Mandi Faizabad is a small town of Nankana Sahib District in Pakistan. Mandi Faizabad old name was Dhoka Mandi and when Noor Muhammad Khuaja almaroof Haq Peer Mitha Sai De Darga NoorPur Shareef (Sindh) came here he proclaimed his new name to be Mandi Faizabad because here Disbursement of 'Faiz Haq Peers Mitha Sai began. A flourishing and lush green town famous for its vegetables, fruits, flowers, greenery, meadows and gardens. It is situated on Jaranwala road 45 km from Lahore and 33 km from first exit of Lahore-Islamabad Motorway (M2).

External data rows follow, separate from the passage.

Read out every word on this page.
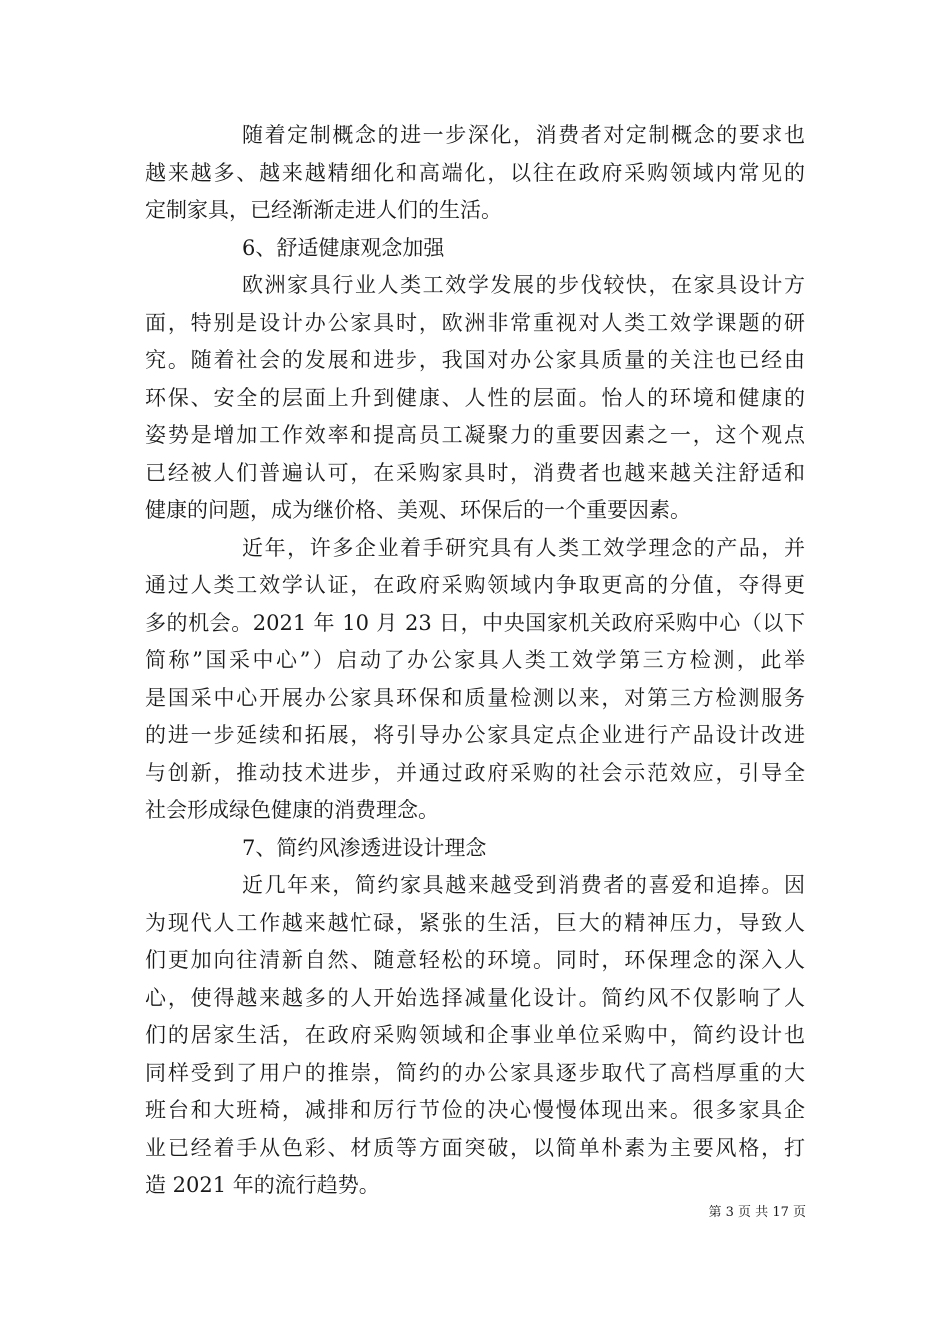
随着定制概念的进一步深化，消费者对定制概念的要求也
越来越多、越来越精细化和高端化，以往在政府采购领域内常见的
定制家具，已经渐渐走进人们的生活。
6、舒适健康观念加强
欧洲家具行业人类工效学发展的步伐较快，在家具设计方
面，特别是设计办公家具时，欧洲非常重视对人类工效学课题的研
究。随着社会的发展和进步，我国对办公家具质量的关注也已经由
环保、安全的层面上升到健康、人性的层面。怡人的环境和健康的
姿势是增加工作效率和提高员工凝聚力的重要因素之一，这个观点
已经被人们普遍认可，在采购家具时，消费者也越来越关注舒适和
健康的问题，成为继价格、美观、环保后的一个重要因素。
近年，许多企业着手研究具有人类工效学理念的产品，并
通过人类工效学认证，在政府采购领域内争取更高的分值，夺得更
多的机会。2021 年 10 月 23 日，中央国家机关政府采购中心（以下
简称”国采中心”）启动了办公家具人类工效学第三方检测，此举
是国采中心开展办公家具环保和质量检测以来，对第三方检测服务
的进一步延续和拓展，将引导办公家具定点企业进行产品设计改进
与创新，推动技术进步，并通过政府采购的社会示范效应，引导全
社会形成绿色健康的消费理念。
7、简约风渗透进设计理念
近几年来，简约家具越来越受到消费者的喜爱和追捧。因
为现代人工作越来越忙碌，紧张的生活，巨大的精神压力，导致人
们更加向往清新自然、随意轻松的环境。同时，环保理念的深入人
心，使得越来越多的人开始选择减量化设计。简约风不仅影响了人
们的居家生活，在政府采购领域和企事业单位采购中，简约设计也
同样受到了用户的推崇，简约的办公家具逐步取代了高档厚重的大
班台和大班椅，减排和厉行节俭的决心慢慢体现出来。很多家具企
业已经着手从色彩、材质等方面突破，以简单朴素为主要风格，打
造 2021 年的流行趋势。
第 3 页 共 17 页
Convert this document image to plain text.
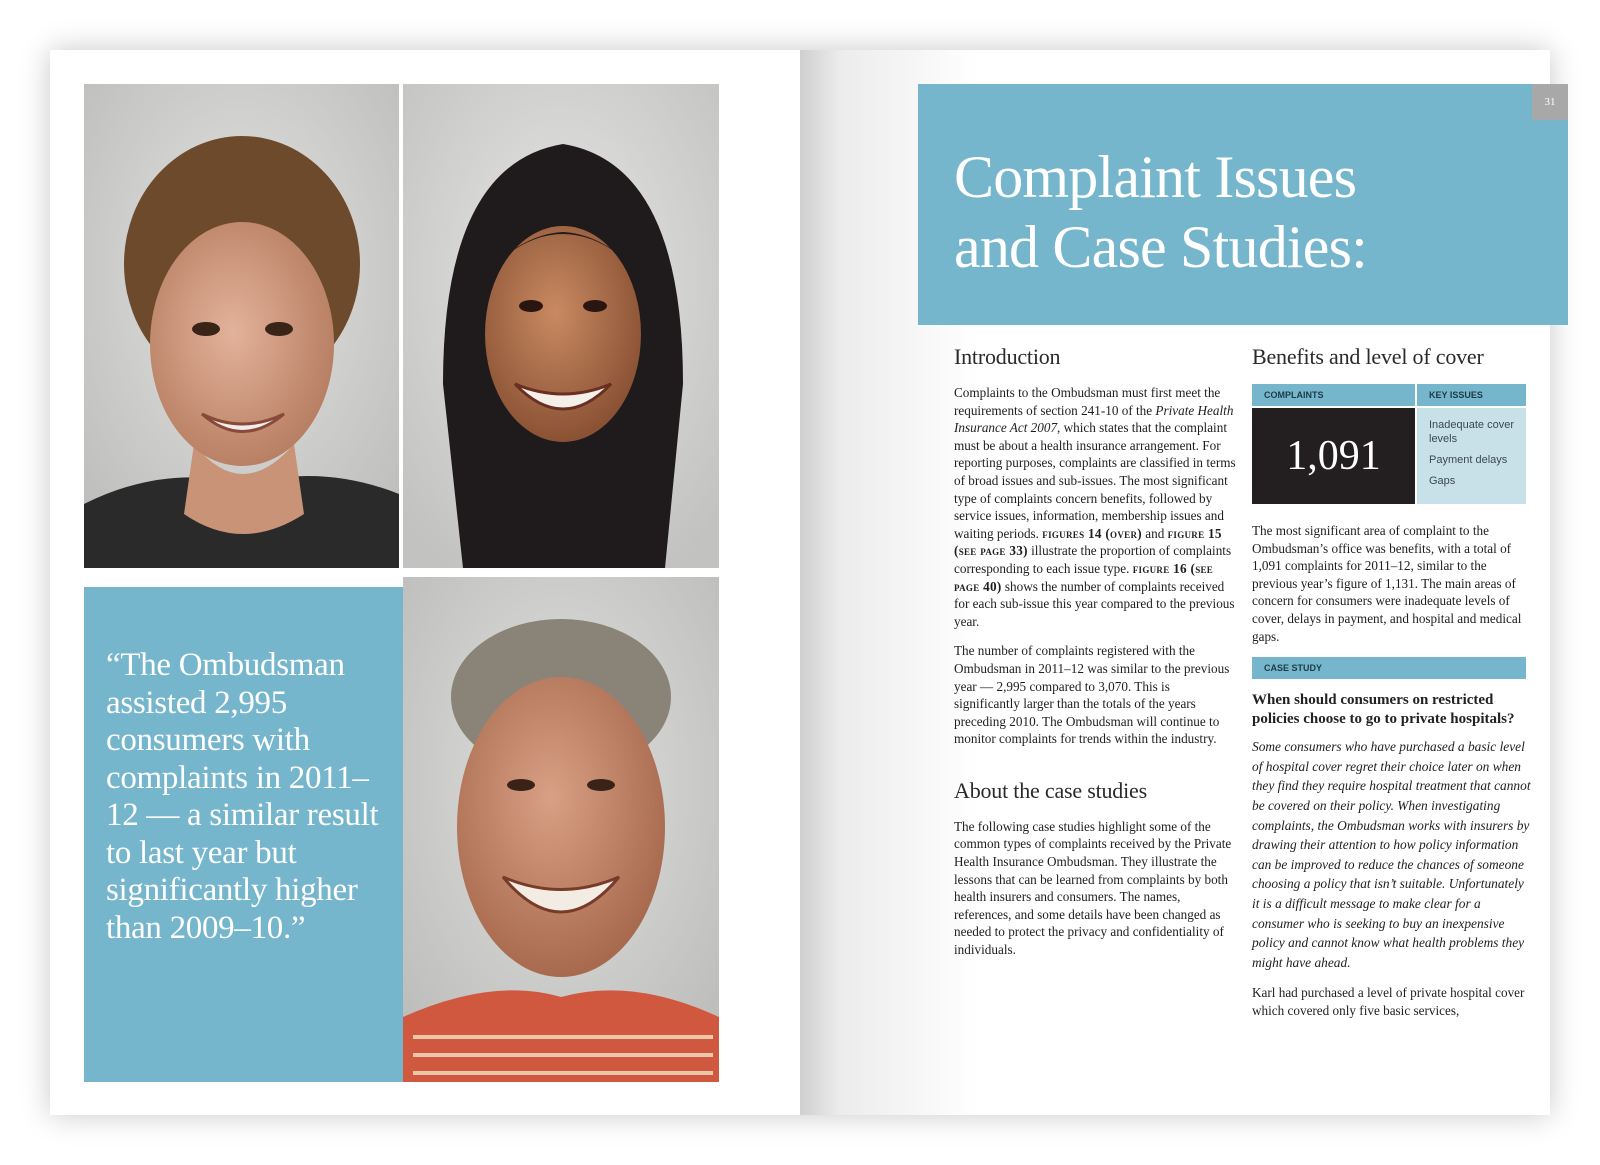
“The Ombudsman assisted 2,995 consumers with complaints in 2011–12 — a similar result to last year but significantly higher than 2009–10.”
31
Complaint Issues
and Case Studies:
Introduction

Complaints to the Ombudsman must first meet the requirements of section 241-10 of the Private Health Insurance Act 2007, which states that the complaint must be about a health insurance arrangement. For reporting purposes, complaints are classified in terms of broad issues and sub-issues. The most significant type of complaints concern benefits, followed by service issues, information, membership issues and waiting periods. figures 14 (over) and figure 15 (see page 33) illustrate the proportion of complaints corresponding to each issue type. figure 16 (see page 40) shows the number of complaints received for each sub-issue this year compared to the previous year.

The number of complaints registered with the Ombudsman in 2011–12 was similar to the previous year — 2,995 compared to 3,070. This is significantly larger than the totals of the years preceding 2010. The Ombudsman will continue to monitor complaints for trends within the industry.

About the case studies

The following case studies highlight some of the common types of complaints received by the Private Health Insurance Ombudsman. They illustrate the lessons that can be learned from complaints by both health insurers and consumers. The names, references, and some details have been changed as needed to protect the privacy and confidentiality of individuals.

Benefits and level of cover
COMPLAINTS	KEY ISSUES
1,091
Inadequate cover levels
Payment delays
Gaps

The most significant area of complaint to the Ombudsman’s office was benefits, with a total of 1,091 complaints for 2011–12, similar to the previous year’s figure of 1,131. The main areas of concern for consumers were inadequate levels of cover, delays in payment, and hospital and medical gaps.

CASE STUDY
When should consumers on restricted policies choose to go to private hospitals?
Some consumers who have purchased a basic level of hospital cover regret their choice later on when they find they require hospital treatment that cannot be covered on their policy. When investigating complaints, the Ombudsman works with insurers by drawing their attention to how policy information can be improved to reduce the chances of someone choosing a policy that isn’t suitable. Unfortunately it is a difficult message to make clear for a consumer who is seeking to buy an inexpensive policy and cannot know what health problems they might have ahead.

Karl had purchased a level of private hospital cover which covered only five basic services,
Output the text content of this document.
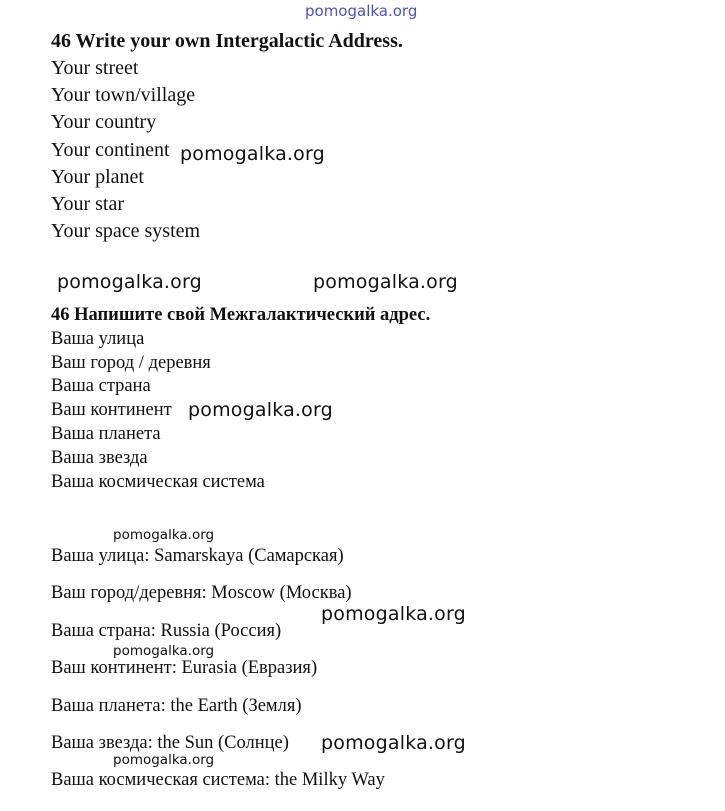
pomogalka.org
46 Write your own Intergalactic Address.
Your street
Your town/village
Your country
Your continent
Your planet
Your star
Your space system
pomogalka.org
pomogalka.org	pomogalka.org
46 Напишите свой Межгалактический адрес.
Ваша улица
Ваш город / деревня
Ваша страна
Ваш континент
Ваша планета
Ваша звезда
Ваша космическая система
pomogalka.org
pomogalka.org
Ваша улица: Samarskaya (Самарская)
Ваш город/деревня: Moscow (Москва)
pomogalka.org
Ваша страна: Russia (Россия)
pomogalka.org
Ваш континент: Eurasia (Евразия)
Ваша планета: the Earth (Земля)
Ваша звезда: the Sun (Солнце) pomogalka.org
pomogalka.org
Ваша космическая система: the Milky Way
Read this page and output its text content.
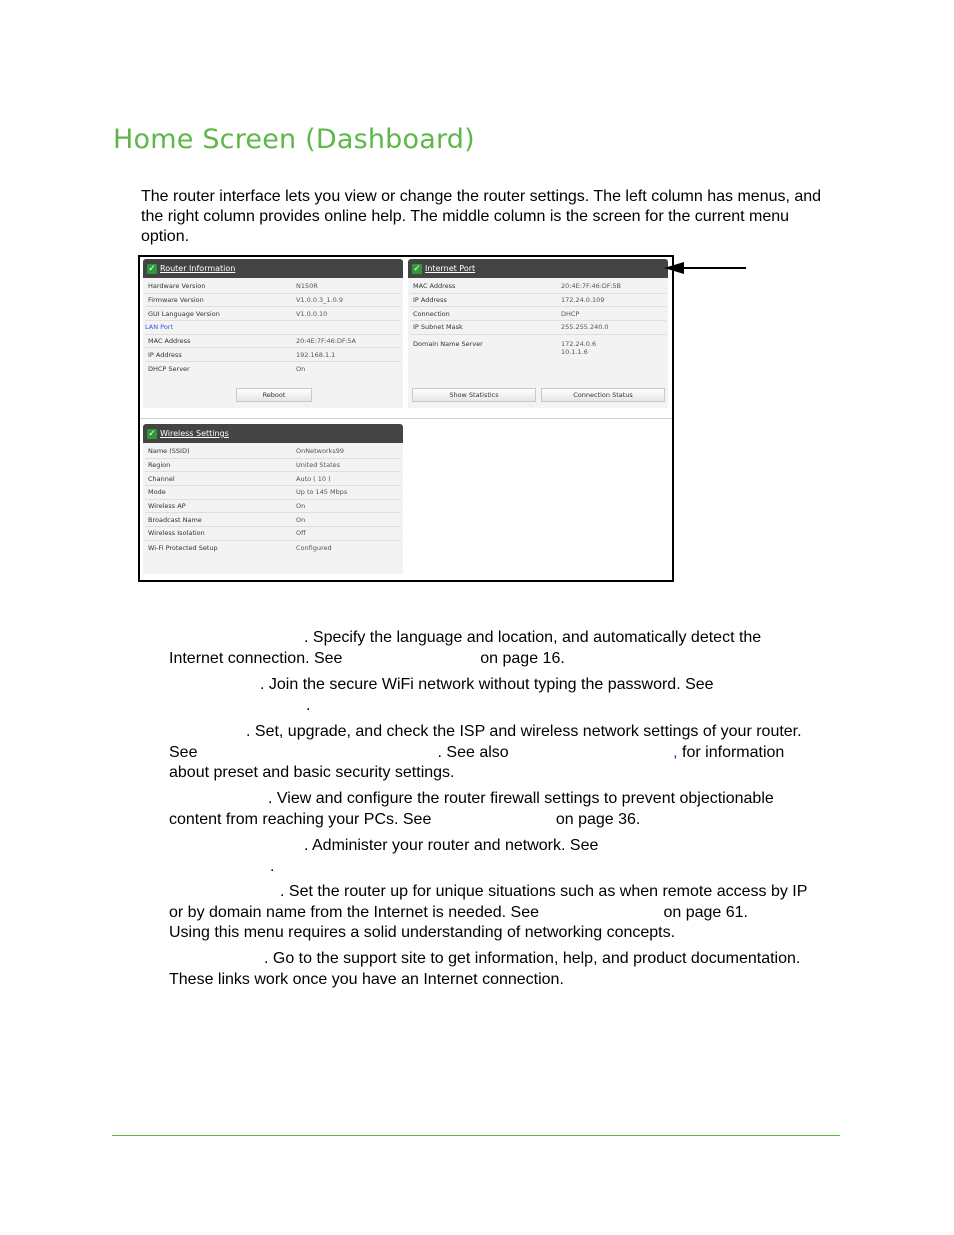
Home Screen (Dashboard)
The router interface lets you view or change the router settings. The left column has menus, and the right column provides online help. The middle column is the screen for the current menu option.
✓ Router Information
Hardware Version	N150R
Firmware Version	V1.0.0.3_1.0.9
GUI Language Version	V1.0.0.10
LAN Port
MAC Address	20:4E:7F:46:DF:5A
IP Address	192.168.1.1
DHCP Server	On
Reboot
✓ Internet Port
MAC Address	20:4E:7F:46:DF:5B
IP Address	172.24.0.109
Connection	DHCP
IP Subnet Mask	255.255.240.0
Domain Name Server	172.24.0.6
10.1.1.6
Show Statistics	Connection Status
✓ Wireless Settings
Name (SSID)	OnNetworks99
Region	United States
Channel	Auto ( 10 )
Mode	Up to 145 Mbps
Wireless AP	On
Broadcast Name	On
Wireless Isolation	Off
Wi-Fi Protected Setup	Configured
. Specify the language and location, and automatically detect the
Internet connection. See                               on page 16.
. Join the secure WiFi network without typing the password. See
.
. Set, upgrade, and check the ISP and wireless network settings of your router.
See                                                      . See also                                     , for information
about preset and basic security settings.
. View and configure the router firewall settings to prevent objectionable
content from reaching your PCs. See                            on page 36.
. Administer your router and network. See
.
. Set the router up for unique situations such as when remote access by IP
or by domain name from the Internet is needed. See                            on page 61.
Using this menu requires a solid understanding of networking concepts.
. Go to the support site to get information, help, and product documentation.
These links work once you have an Internet connection.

The city of the famous saint Mian Sher Muhammad Sharaqpuri Sharaqpur Sharif is 13 km away from Mandi Faizabad towards Lahore. Mandi Faizabad is the economic hub of the area having a number of rice processing units and rice markets which provides fine quality rice to the whole of Pakistan as well as job opportunities to the people of the area.

==History==

The District of Nankana Sahib was established in 2005. Before the establishment of Nanakana Sahib as a district, Mandi Faizabad was in Sheikhupura District. District Nankana Sahib comprised the following four Tehsils until 2008.

1. Nankana Sahib

2. Shah Kot

3. Sangla Hill

4. Safdarabad

Note: Tehsil Safdarabad was since made part of District Sheikhupura.